Com baixo investimento do poder público em educação e em formação profissional, o jordanense participa da economia gerada pelo turismo por meio da prestação de serviços mal remunerados, como o de pedreiro e o de faxineira. Diante disso, os promotores de eventos levam profissionais de fora, deixando de movimentar a mão-de-obra local.
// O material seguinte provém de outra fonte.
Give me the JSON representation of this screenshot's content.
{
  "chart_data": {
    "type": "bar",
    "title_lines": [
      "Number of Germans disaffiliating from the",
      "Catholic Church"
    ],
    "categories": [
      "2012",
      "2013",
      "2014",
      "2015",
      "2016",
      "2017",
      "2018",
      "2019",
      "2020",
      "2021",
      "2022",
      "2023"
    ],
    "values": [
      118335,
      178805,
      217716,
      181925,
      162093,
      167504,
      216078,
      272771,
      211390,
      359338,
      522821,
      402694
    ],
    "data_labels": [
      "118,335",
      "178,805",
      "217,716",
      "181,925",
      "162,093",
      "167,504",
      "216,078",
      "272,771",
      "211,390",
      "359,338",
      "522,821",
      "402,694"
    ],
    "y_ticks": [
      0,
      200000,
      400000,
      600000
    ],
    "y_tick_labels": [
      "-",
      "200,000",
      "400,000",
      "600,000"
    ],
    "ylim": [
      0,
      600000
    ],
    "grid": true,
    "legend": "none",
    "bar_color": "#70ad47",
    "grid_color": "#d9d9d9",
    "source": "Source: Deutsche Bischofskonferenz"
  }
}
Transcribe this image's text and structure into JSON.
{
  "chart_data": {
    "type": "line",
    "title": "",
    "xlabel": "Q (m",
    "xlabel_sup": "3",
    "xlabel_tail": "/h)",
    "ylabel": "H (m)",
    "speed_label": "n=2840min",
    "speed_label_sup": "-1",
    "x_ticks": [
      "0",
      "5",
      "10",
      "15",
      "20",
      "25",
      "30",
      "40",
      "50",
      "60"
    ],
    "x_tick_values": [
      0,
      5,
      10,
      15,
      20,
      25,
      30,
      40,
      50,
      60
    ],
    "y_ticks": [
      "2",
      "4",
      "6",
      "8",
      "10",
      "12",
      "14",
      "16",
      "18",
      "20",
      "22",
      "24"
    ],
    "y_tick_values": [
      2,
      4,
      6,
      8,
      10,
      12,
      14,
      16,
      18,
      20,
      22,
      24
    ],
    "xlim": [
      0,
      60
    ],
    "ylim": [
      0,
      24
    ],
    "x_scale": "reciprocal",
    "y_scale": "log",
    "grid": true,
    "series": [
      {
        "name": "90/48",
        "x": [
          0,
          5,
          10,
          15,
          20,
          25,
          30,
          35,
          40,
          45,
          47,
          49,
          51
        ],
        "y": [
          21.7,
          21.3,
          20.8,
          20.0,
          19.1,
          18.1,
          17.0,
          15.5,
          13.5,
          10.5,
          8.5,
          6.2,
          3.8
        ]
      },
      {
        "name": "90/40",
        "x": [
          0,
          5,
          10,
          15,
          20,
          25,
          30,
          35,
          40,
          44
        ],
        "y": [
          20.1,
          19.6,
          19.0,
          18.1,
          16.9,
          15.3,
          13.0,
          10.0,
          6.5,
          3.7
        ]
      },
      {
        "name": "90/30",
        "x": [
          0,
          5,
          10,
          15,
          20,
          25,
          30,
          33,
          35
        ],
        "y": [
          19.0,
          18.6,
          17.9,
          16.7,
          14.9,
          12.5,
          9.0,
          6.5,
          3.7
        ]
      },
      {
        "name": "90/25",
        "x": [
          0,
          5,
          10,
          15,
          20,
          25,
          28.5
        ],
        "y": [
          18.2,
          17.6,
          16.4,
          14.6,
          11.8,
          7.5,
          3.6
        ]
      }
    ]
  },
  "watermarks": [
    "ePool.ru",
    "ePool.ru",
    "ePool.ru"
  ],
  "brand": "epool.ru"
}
Mas o que seria “local” em Campos? Cleide remete a estudos acadêmicos para afirmar que a cidade hoje pode ser classificada como um “não-lugar”, considerando que emprestou a identidade da Suíça; criou um cenário que remete ao interior europeu; derrubou araucárias (espécie nativa) e plantou mudas de plátanos, árvore de origem canadense, cujas mudas foram importadas da Argentina; promove eventos de música erudita e não típica do interior paulista; e montou um comércio com itens e preços voltados a um público de fora. Que cidade é essa?